The widespread use of the sensimella technique (Marnell, 1997) as well as other heredity factors (Small and Beckstead, 1973) can be attributed to the increase in THC content of Cannabis found in Trinidad and Tobago. The Sinsemilla technique (Marnell, 1997) refers the process of removing male plants from the grow environment before they have a chance to fertilize the females. The resultant unfertilized female cannabis plants contain more psychoactive THC. The amount of THC in sinsemilla is considerably higher to cannabis that has been grown in a pollinated environment, as if left unpollenated a female plant will divert all her energy to calyx production in an effort to catch pollen instead of the production of seeds. Due to the fact that the calyces contain a high density of drug producing trichomes, the greater the number of calyces the more drug is produced by the plant.

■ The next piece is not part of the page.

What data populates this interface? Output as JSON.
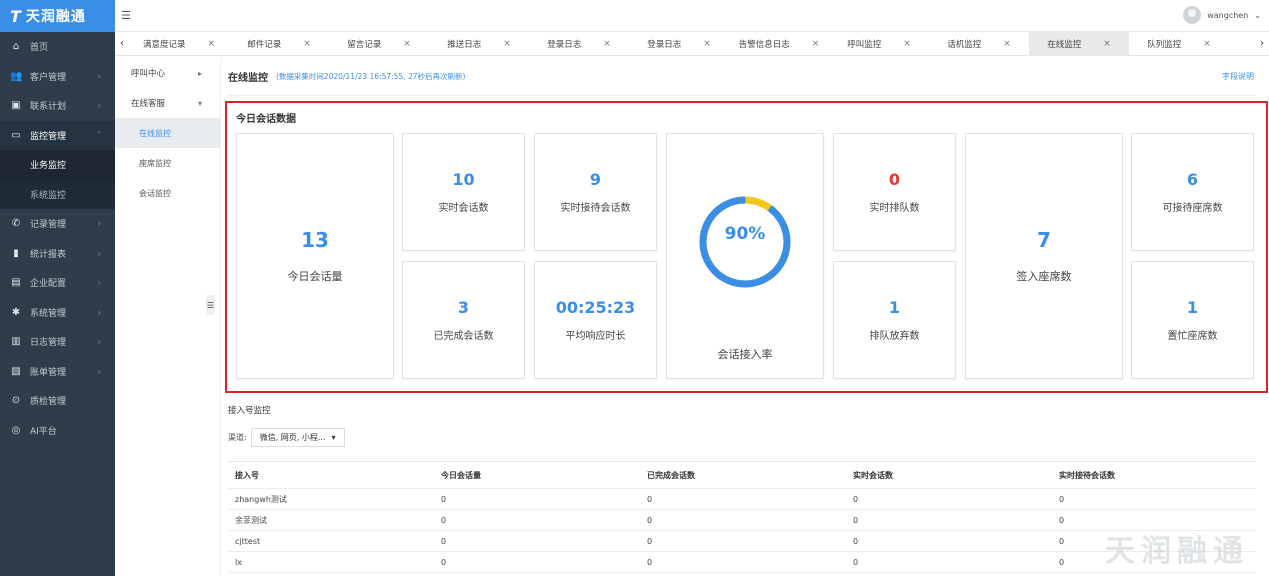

Ecological factors have long been thought to have an important influence in THC concentration by stressing the Cannabis plant and hence its THC content (Bouquet, 1950). The resultant increased biosynthesis of the cannabinoid and terpene containing resin, in most cases, seems likely of advantage to the organism in adapting it to a variety of survival-threatening situations. They act as barriers (dessication) to water loss in dry conditions, insect predation and microorganisms such as bacteria and fungi. Terpenes have been shown to suppress the growth of surrounding vegetation and hence reduce competition from other species. Environmental stresses such as Ultra Violet radiation, temperature and variation in soil nutrients all influence the determination of cannabinoid content in plants.

Conclusion

The epidermal glands responsible for the biosynthesis were observed in the Cannabis samples examined in the study. The level of THC in the samples analyzed in 2002 was higher than that observed in 1993. Although the chemistry of Cannabis has come under extensive investigation, more work is needed to probe the relationship of its resin content to biotic and abiotic factors in the environment.